Memorial da Rua São Joaquim

Este blog tem como objetivo resgatar a memória dos moradores e ex-moradores da Rua São Joaquim, do bairro Glória da cidade de Porto Alegre - RS.

domingo, 7 de dezembro de 2008

O jogo de rouxinol



O jogo de rouxinol

O jogo de rouxinol, também conhecido como macaco ou pica-pau, foi um jogo de inverno, popular entre os jovens dos bairros da periferia da cidade de Porto Alegre, bem como do interior do Estado.
O testemunho a seguir foi coletado em 1967, na rua São Joaquim, bairro Glória, rua na época de chão batido. Neste período ainda dominavam as brincadeiras de rua, a reunião de vizinhos, amigos, pais e filhos nas calçadas para o período de lazer.
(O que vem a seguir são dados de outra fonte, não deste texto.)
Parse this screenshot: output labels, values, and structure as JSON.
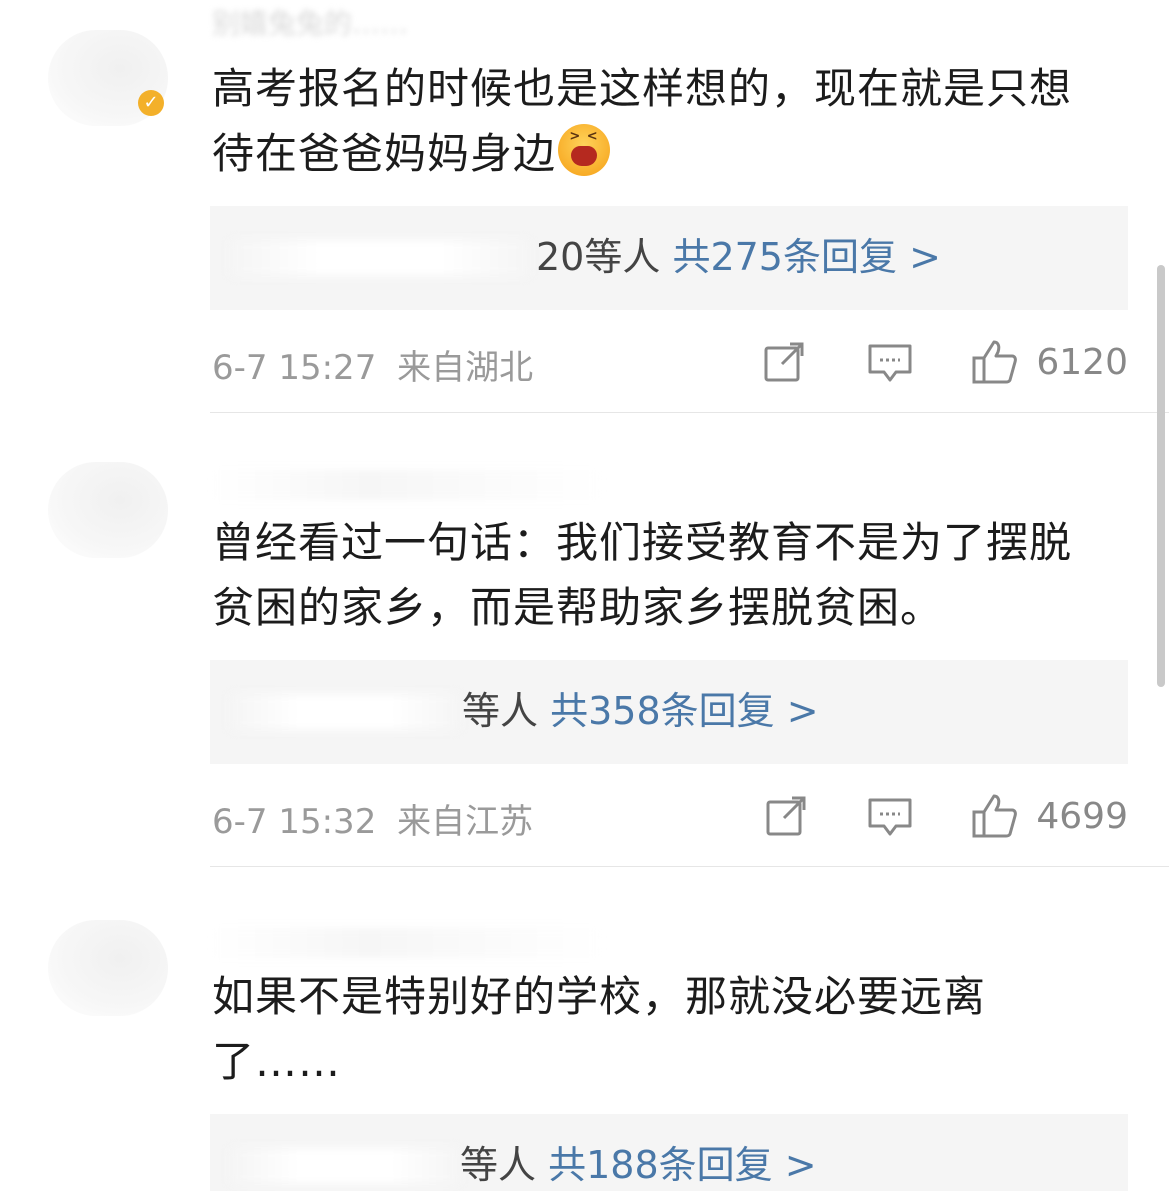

As brincadeiras infanto-juvenis eram naquela época mais simples, realizadas com parcos recursos materiais - no caso do rouxinol um pedaço de cabo de vassoura usada -, foram paulatinamente substituídos por brinquedos sofisticados, e o tempo livre foi cada vez mais ocupado pela televisão.
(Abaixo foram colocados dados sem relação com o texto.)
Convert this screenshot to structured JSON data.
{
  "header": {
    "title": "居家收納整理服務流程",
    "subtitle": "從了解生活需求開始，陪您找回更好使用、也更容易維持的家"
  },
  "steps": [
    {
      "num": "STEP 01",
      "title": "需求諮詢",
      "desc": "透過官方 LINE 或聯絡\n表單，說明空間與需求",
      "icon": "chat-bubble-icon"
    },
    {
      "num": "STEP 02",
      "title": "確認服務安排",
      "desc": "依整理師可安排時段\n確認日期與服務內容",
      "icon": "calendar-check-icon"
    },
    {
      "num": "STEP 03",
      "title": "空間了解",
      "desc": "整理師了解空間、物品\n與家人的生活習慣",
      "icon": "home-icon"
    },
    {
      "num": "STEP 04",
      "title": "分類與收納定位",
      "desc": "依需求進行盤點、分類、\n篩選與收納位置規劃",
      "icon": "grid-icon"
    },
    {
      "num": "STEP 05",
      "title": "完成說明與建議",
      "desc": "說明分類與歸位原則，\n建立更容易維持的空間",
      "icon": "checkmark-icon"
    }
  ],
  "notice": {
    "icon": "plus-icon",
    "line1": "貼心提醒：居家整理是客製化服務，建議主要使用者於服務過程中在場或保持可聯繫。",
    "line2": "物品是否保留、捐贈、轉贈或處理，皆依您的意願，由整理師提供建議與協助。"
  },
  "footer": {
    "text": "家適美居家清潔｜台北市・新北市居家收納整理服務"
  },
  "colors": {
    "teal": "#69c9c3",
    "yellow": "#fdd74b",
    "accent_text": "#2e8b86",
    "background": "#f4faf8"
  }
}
As regras do jogo de rouxinol:
O jogo de rouxinol é disputado entre dois competidores, normalmente o número de jogadores e bem superior (4, 10 , 15 ou mais pessoas).
Os jogadores devem marcar um determinado número de pontos (“tacos”) estipulado antes de começar o jogo. É necessário que tenha um jogador localizado dentro da raia – círculo com um raio de dois a três metros aproximadamente – marcada no chão; ele deve rebater com um bastão, ou “taco” – de altura em torno de 70 cm – o rouxinol ou “taquinho” de madeira roliça com mais ou menos um palmo de comprimento, ou 17 cm. O rouxinol tem como característica ser afinado nas duas pontas que não tocam o chão, como se fosse um lápis com duas pontas. Os jogadores de fora da raia arremessam para dentro dela o rouxinol que deve ser rebatido no ar, após o rouxinol é novamente rebatido mais três vezes.

A contagem dos pontos é realizada medindo-se à distância em linha reta do “taquinho” que foi rebatido e a raia. Utiliza-se como unidade de medida o próprio “taco” que está sendo utilizado no jogo. Revezam-se os jogadores na raia, quando o jogador dentro dela não conseguir rebater o “taquinho” e este cair dentro da raia (“queimar a raia”), ou após o rouxinol ser rebatido as três vezes regulamentares.

OBS: Foto “Rouxinol”: Reprodução do Painel nº 12 (rouxinol, pica-pau ou macaco localizado no canto de baixo a direita), pág. 53, do livro de Glaucus Saraiva, Catálogo em Prosa e Verso (Mostra do Folclore Infanto-Juvenil), Porto Alegre, Corag, sem data [Ano Internacional da Criança - 1979]. Governo do Estado do Rio Grande do Sul/Secretaria de Cultura, Desporto e Turismo/Instituto Gaúcho de Tradição e Folclore.